Our volunteers come from varied backgrounds and join for different reasons, but what they all have in common is a desire to put something back into the countryside environment that we all want to continue to enjoy. With responsibility for so many diverse properties, the National Trust offers volunteers plenty of experiences to choose from and opportunities to develop important skills, whatever the season.
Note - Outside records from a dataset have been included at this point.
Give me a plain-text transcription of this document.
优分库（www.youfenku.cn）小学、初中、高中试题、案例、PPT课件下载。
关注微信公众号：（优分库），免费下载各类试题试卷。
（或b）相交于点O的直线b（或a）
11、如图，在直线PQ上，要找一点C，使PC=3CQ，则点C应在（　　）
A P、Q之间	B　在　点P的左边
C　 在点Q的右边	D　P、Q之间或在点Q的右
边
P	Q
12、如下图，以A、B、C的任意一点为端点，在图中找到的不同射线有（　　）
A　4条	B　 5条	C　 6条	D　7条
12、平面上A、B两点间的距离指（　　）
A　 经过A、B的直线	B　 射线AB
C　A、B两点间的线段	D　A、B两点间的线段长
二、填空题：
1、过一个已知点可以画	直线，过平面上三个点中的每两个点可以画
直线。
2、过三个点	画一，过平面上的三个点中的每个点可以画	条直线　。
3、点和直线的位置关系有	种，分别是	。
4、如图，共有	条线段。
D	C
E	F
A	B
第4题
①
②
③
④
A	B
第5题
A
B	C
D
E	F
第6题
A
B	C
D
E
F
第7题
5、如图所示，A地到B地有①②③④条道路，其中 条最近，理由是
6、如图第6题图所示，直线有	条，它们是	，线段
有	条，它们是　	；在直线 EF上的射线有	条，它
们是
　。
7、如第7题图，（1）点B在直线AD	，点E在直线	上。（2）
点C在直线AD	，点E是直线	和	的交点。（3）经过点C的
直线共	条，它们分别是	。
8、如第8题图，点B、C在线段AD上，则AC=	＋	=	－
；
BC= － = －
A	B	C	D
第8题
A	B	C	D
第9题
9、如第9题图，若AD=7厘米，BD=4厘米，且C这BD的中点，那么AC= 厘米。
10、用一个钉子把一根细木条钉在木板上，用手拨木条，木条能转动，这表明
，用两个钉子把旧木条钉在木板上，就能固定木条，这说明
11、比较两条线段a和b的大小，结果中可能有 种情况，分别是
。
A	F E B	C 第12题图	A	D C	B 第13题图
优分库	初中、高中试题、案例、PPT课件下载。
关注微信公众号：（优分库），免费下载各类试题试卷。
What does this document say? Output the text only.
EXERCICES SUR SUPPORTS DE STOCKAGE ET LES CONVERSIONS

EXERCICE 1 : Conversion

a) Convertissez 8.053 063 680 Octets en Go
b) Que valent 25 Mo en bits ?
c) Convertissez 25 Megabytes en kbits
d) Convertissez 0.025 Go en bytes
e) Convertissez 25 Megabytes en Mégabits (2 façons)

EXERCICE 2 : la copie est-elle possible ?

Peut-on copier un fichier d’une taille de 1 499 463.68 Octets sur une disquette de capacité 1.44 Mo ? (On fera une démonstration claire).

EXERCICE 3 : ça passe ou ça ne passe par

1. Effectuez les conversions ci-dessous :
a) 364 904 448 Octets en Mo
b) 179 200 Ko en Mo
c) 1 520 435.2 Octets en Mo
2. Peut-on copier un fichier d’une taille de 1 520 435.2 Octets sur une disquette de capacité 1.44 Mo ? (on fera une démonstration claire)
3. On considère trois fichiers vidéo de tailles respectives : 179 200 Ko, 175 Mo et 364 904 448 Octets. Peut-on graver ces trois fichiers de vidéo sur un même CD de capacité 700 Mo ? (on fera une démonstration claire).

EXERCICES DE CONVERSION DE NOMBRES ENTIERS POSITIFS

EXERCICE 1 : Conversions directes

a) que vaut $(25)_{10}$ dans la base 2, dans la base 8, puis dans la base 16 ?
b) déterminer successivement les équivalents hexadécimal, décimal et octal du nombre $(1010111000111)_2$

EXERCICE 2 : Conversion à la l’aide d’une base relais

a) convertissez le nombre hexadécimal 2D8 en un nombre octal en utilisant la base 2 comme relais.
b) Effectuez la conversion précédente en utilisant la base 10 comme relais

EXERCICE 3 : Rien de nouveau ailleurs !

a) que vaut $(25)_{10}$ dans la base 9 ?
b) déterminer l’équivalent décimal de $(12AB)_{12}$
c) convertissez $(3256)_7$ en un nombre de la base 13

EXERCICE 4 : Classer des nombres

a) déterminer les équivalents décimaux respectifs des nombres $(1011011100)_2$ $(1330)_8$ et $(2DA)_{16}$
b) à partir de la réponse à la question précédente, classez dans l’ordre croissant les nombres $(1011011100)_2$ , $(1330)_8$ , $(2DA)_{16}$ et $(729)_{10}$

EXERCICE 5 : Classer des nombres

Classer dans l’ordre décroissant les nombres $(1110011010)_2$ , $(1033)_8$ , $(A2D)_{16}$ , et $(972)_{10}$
We'll give you the chance to:
- Gain practical skills whilst working on outdoor conservation tasks
- Work in a team on achievable tasks with rewarding results
- Increase your awareness of environmental management
- Earn a volunteer card (free entry to NT properties for a year) after 50 hours
How you might help us to conserve and protect the countryside, archaeology, geology and wildlife:
- Cows are great conservationists! The trampling action of their hoofs and their grazing habits can assist in the control of bracken, gorse and scrub. To protect the animals on our land, as well as walkers, we need to section off some areas of heathland by building fences as well as tasks such as:
- Erosion control at Stormy Point here at Alderley Edge
- Rhododendron/heathland clearance at Bosley Cloud
- Litter picking
- Woodland Management across a number of our properties
Improve our visitors' experience of the area:
- Footpath improvements at most sites
- Stone pitching at Alderley Edge
- Gate-hanging and fencing
Provide our volunteers with a worthwhile experience:
A number of our volunteers have gone on to gain full-time employment due to the experience they have gained through volunteering with us. Some of our ex-volunteers have found employment with local tree surgery businesses, the Environmental Resource Agency (ERA), the David Lewis Centre and a number of National Trust Academy Trainees have gone on to enjoy full-time conservation jobs.
Volunteers past, present and future
We really value the help we get from our volunteers, we work closely together and have developed a great working relationship over the years.
"A big ‘thank you’ to all who came and toiled and to those who still come – keep it going, keep on coming, it really wouldn’t be the same without you!"